Fatale’i isminde gizli La Femme’in cazibesine kapılmaya hazır mısınız?
Geçtiğimiz yıl festivalde baş döndüren L’impératrice’den sonra Fransız saykedelyasının İstanbul’daki bayrağını devralan La Femme, Salon İKSV’de fırtına etkisi yaratmıştı. Şimdi La Femme, Parkorman’da binlerce müzikseveri baştan çıkarmak için yeniden İstanbul yollarına düşüyor. The Guardian’dan Michael Hann’a göre “saykedelya, surf rock, elektronika, krautrock ve daha fazlasını barındıran bir gardıroptan kıyafetler deniyor ve hepsinin içinde harika görünüyorlar.”
Hey! Douglas’tan festivale özel
VEYasin’in 60’larda ve 70’lerde Türkiye’yi etkisi altına alan saykedelik rock ve pop kültüründen ilhamla yarattığı Hey! Douglas, coğrafi ezgileri break beat, disco ve funk ile zenginleştirerek katmanlı bir müzik yapıyor. Hey! Douglas kıpır kıpır elektronik müziğini şimdi canlı orkestrasıyla birlikte festival sahnesine taşıyor.
ENGIN’in ritimleri içinize işleyecek
Mannheimlı ENGIN, Almanca, Türkçe ve İngilizce söylüyor, ilhamını 70’lerin Anadolu rock’unda, Barış Manço ve Cem Karaca gibi duayenlerin yaratıcı füzyonlarında, ama aynı zamanda Pink Floyd’dan Altın Gün ve The War On Drugs’a uzanan bir pop kültür aşkında buluyor. Üçlünün kendilerine has canlı performansları dinleyenleri adeta sarhoş ediyor.

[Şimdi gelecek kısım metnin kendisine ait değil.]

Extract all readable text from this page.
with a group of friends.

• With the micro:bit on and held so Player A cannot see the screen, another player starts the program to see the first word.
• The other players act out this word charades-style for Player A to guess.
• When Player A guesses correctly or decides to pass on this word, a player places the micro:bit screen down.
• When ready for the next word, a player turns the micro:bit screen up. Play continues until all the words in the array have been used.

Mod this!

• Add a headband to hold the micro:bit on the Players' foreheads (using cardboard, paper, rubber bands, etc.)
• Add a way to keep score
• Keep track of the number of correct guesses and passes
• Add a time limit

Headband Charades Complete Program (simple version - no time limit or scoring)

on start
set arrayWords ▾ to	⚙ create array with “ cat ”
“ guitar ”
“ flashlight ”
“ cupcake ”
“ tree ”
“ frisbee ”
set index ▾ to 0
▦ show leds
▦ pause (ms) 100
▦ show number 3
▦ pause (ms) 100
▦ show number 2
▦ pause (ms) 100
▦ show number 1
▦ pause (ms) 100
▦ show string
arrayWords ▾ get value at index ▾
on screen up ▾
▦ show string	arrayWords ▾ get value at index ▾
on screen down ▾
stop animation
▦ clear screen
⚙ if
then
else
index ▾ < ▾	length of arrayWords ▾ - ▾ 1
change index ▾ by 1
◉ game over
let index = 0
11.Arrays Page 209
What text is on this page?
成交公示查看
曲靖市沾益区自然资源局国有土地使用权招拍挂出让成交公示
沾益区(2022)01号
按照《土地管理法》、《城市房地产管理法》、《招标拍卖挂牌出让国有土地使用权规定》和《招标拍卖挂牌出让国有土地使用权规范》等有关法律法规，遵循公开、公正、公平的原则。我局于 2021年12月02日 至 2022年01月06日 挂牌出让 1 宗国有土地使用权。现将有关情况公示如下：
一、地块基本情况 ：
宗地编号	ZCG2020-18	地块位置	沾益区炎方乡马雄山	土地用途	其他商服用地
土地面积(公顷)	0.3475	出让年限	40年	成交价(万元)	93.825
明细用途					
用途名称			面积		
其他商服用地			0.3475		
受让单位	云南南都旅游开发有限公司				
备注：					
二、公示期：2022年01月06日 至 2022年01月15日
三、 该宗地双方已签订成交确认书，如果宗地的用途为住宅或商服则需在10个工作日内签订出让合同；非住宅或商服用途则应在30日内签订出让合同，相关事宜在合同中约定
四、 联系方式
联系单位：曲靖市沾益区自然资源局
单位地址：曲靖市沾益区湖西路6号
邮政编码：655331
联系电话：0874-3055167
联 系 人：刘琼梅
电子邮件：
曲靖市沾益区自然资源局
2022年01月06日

“Desert in your Eyes” ile akıllara kazınan Monsieur Minimal
Festivalin komşudan konuğu Monsieur Minimal, Atinalı. 60 ve 70’lerden aldığı rüya kesitleri, vintage synth ve gitarlar ile şehvetli vokali, kendisine Yunanistan’ın güncel indie-pop öncüsü unvanını kazandırdı. Soul, funk, disko ve indie’den ustalıkla ödünç aldığı unsurlarla kariyerinin başat albümlerinden olacağı belli Seven’ı, festivalden hemen önce, 6 Haziran’da çıkarıyor.
Kambersiz düğün olmaz: Elektro Hafız
Sazımızı ve DJ set’imizi yanımıza alıyoruz, güneydoğunun bir sınır köyündeki kırk gün kırk gecelik bir düğüne doğru yola koyuluyoruz. Elektro Hafız, zıtlıklarla oynamayı, yeni kompozisyonlar yaratmayı seviyor. Düğün müziğini hipnotik bir boyuta taşıyor, mizahı da elden hiç bırakmıyor. Köln’de yaşıyor, Berlin, Paris, İstanbul, Kopenhag, Barselona ve Brüksel’i de sık sık turluyor.